Najlepiej smakuje w plenerze, nalewana wielką chochlą z jeszcze większego kotła, do plastikowych, jednorazowych misek. Do tego jeszcze kromka chleba i do dzieła. Nawet jeśli wśród nas są teraz jacyś sceptycy, którym smak grochówki nie do końca odpowiada, to mamy pewność, że w festiwalowym klimacie, będzie to ich ulubiona zupa.
Energia z grochu
Bez wątpienia zupa ta, jest naładowana wartościami odżywczymi oraz świetnie sprawdza się jako bomba energetyczna. Kiedy pojawiła się na stołach biedniejszych warstw społecznych, czyli chłopów i mieszczan. W ówczesnych książkach kucharskich można było znaleźć opisy, które przedstawiały grochówkę jako propozycję na obfity i smaczny obiad. Grochówka ma stałe miejsce obok takich tradycyjnych zup jak krupnik, rosół czy barszcz.
Może nie wiecie, ale grochówka niegdyś była zupą typowo jarską. Dopiero później zaczęto wzbogacać ją o kiełbasę i boczek. Przepis, który wprowadzał do grochówki mięso znalazł się w książce kucharskiej z roku 1972. Wtedy też autor polecał ugotować zupę na wywarze z wędzonki i doprawić majerankiem i czosnkiem. Potrawa ta jest tak bardzo popularna, gdyż przygotowanie jej nie wymaga dużych nakładów finansowych.

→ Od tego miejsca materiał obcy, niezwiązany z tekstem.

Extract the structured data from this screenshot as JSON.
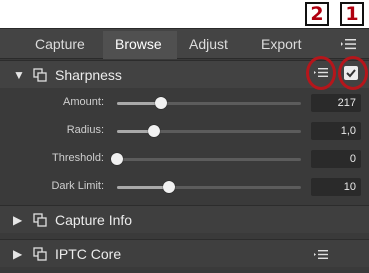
{
  "tabs": [
    "Capture",
    "Browse",
    "Adjust",
    "Export"
  ],
  "active_tab": "Browse",
  "callouts": [
    "2",
    "1"
  ],
  "sharpness": {
    "title": "Sharpness",
    "expanded": true,
    "enabled": true,
    "rows": [
      {
        "label": "Amount:",
        "value": "217",
        "level": 0.24
      },
      {
        "label": "Radius:",
        "value": "1,0",
        "level": 0.2
      },
      {
        "label": "Threshold:",
        "value": "0",
        "level": 0.0
      },
      {
        "label": "Dark Limit:",
        "value": "10",
        "level": 0.28
      }
    ]
  },
  "collapsed_sections": [
    {
      "title": "Capture Info"
    },
    {
      "title": "IPTC Core"
    }
  ],
  "icons": {
    "expand": "triangle-down-icon",
    "collapse": "triangle-right-icon",
    "clone": "clone-icon",
    "presets": "presets-menu-icon",
    "check": "checkmark-icon"
  },
  "colors": {
    "highlight": "#b5161b",
    "callout_text": "#b00010"
  }
}
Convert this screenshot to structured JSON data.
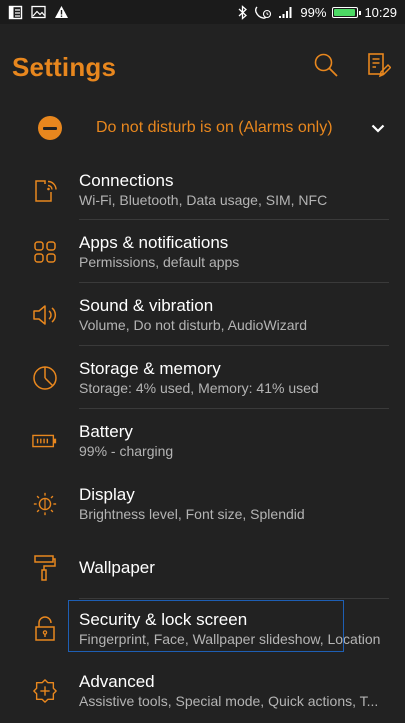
{
  "status_bar": {
    "battery_percent": "99%",
    "battery_level": 0.99,
    "time": "10:29"
  },
  "header": {
    "title": "Settings"
  },
  "dnd_banner": {
    "text": "Do not disturb is on (Alarms only)"
  },
  "settings": [
    {
      "label": "Connections",
      "subtitle": "Wi-Fi, Bluetooth, Data usage, SIM, NFC"
    },
    {
      "label": "Apps & notifications",
      "subtitle": "Permissions, default apps"
    },
    {
      "label": "Sound & vibration",
      "subtitle": "Volume, Do not disturb, AudioWizard"
    },
    {
      "label": "Storage & memory",
      "subtitle": "Storage: 4% used, Memory: 41% used"
    },
    {
      "label": "Battery",
      "subtitle": "99% - charging"
    },
    {
      "label": "Display",
      "subtitle": "Brightness level, Font size, Splendid"
    },
    {
      "label": "Wallpaper",
      "subtitle": ""
    },
    {
      "label": "Security & lock screen",
      "subtitle": "Fingerprint, Face, Wallpaper slideshow, Location"
    },
    {
      "label": "Advanced",
      "subtitle": "Assistive tools, Special mode, Quick actions, T..."
    }
  ],
  "colors": {
    "accent": "#e8871e",
    "background": "#222222",
    "focus_outline": "#1e5fb4",
    "battery_fill": "#4cd964"
  },
  "icons": {
    "status_left": [
      "notes-icon",
      "image-icon",
      "warning-icon"
    ],
    "status_right": [
      "bluetooth-icon",
      "call-icon",
      "signal-icon",
      "battery-icon"
    ],
    "header": [
      "search-icon",
      "edit-icon"
    ],
    "settings": [
      "phone-wifi-icon",
      "apps-grid-icon",
      "speaker-icon",
      "pie-chart-icon",
      "battery-icon",
      "brightness-icon",
      "paint-roller-icon",
      "lock-icon",
      "advanced-icon"
    ]
  }
}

Groch i ziemniaki, to podstawa polskiej kuchni obecna w naszym menu od zarania dziejów. Te produkty stoją na ważnym miejscu w polskiej tradycji kulinarnej. Są bogate w witaminy i wartości odżywcze, dobrze zapełniają brzuch i dodają energii na długi czas. Prawdopodobnie dlatego grochówka stała się zupą typowo wojskową. Niski koszt przygotowania przy ogromnych korzyściach zarówno smakowych jak i sycących.
Grochówka – przepis według Karola Okrasy
Do przygotowania całego garnka grochówki, potrzebujesz:
- 0,5 kg grochu- 0,5 kg żeberek wieprzowych- 2l zimnej wody- 6 liści laurowych- 2 łyżki majeranku- 200g ziemniaków- 1 marchew- 1 korzeń pietruszki- 300g wędzonego boczku- 2 cebule- 1 łyżeczka mąki pszennej- 1 ząbki czosnku- sól, pieprz
Oczywiście, przygotowanie grochówki musimy rozpocząć od zalania grochu zimną wodą i namoczeniu go minimum przez 3 godziny, a najlepiej to przez całą noc.

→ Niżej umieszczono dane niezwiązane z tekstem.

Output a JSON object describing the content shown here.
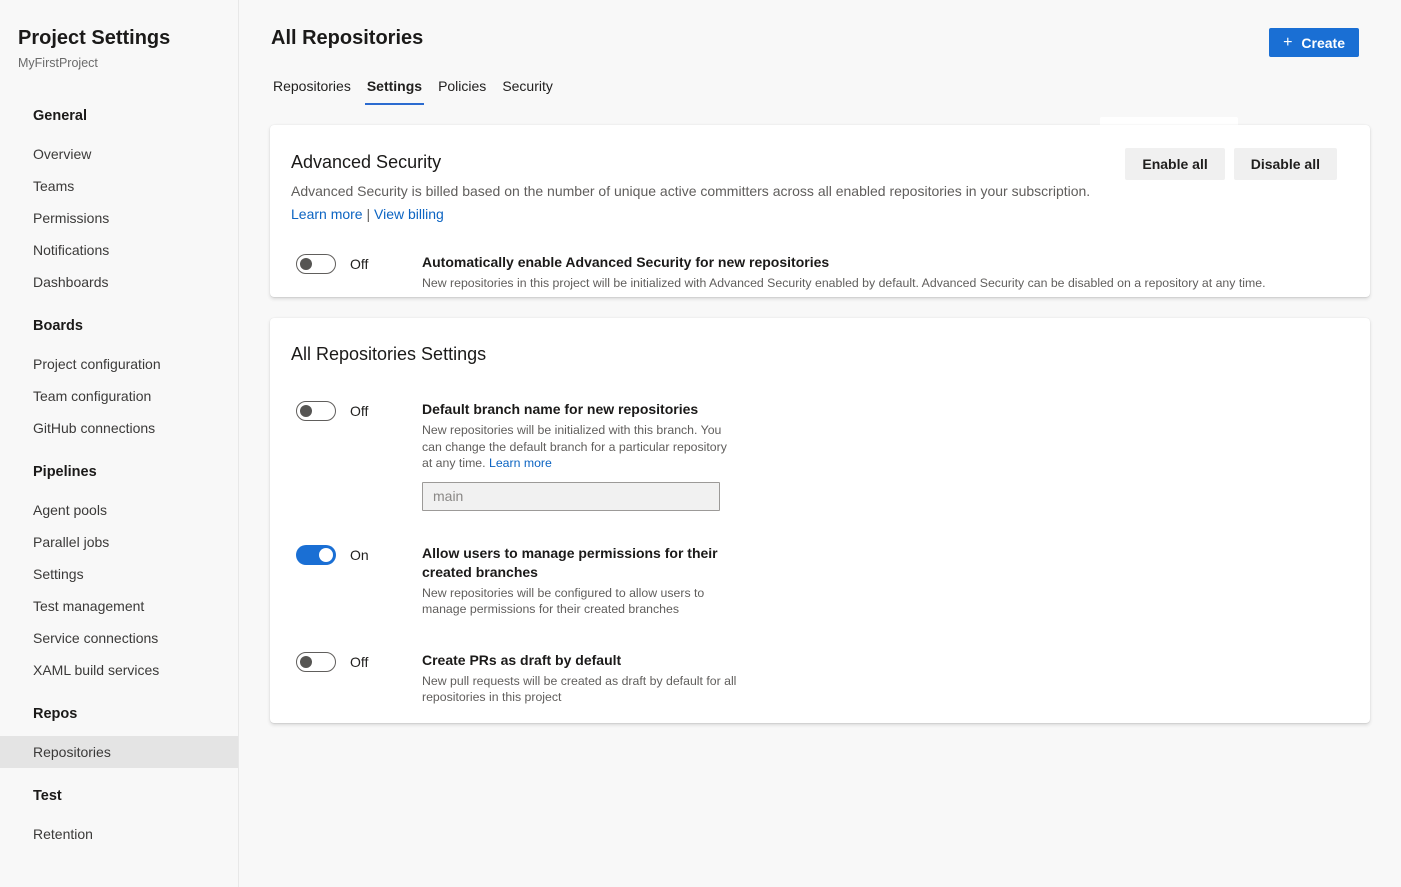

Ugotuj wywar z żeberek. Włóż do dużego garnka pół kilograma mięsa, zalej wodą i gotuj do momentu, aż stanie się zupełnie miękkie. Wtedy wyjmij żeberka i pozostaw w oddzielnej misce do wykorzystania na później. Nie wylewaj wywaru, który postał podczas gotowania – dopraw go majerankiem i liśćmi laurowymi. Będzie on podstawą naszej pysznej zupy.
Do powstałego rosołu dodaj namoczony groch i gotuj przez około 60 minut. Powinien stać się on zupełnie miękki. W tym czasie pokrój czosnek, marchewkę oraz korzeń pietruszki i chwilę podsmaż je na patelni. Dopraw solą oraz pieprzem. Potrzymaj warzywa na rozgrzanym oleju nie dłużej niż 5 minut. W międzyczasie odkrój skórę z boczku i wrzuć ją do gotującego się grochu. Resztę również pokrój w kostkę i podsmaż na patelni. Możesz zrobić to razem z warzywami. Całą zawartość patelni przerzuć do do zupy.
Żeby danie stało się trochę gęste, to tym razem, zamiast śmietany, użyjemy zasmażki. Cebulę pokrojoną w kostkę podsmaż na maśle i dodaj do niej mąki. Potrzymaj zasmażkę chwilę na kuchence. Pamiętaj o ciągłym mieszaniu. Następnie nabierz łyżkę zupy i przelej ją na patelnię. Chwilę pogotuj powstałą mieszaninę i dodaj ją do zupy energicznie mieszając. Pokrój ziemniaki w kostkę. One też szybko powinny znaleźć się w garnku. Nie zapomnij o wcześniej ugotowanych żeberkach. Obierz je z mięsa i dodaj do zupy. Wszystko gotuj razem do momentu, aż ziemniaki staną się zupełnie miękkie.
Potrawę podawaj gorącą z kawałkiem świeżego pieczywa.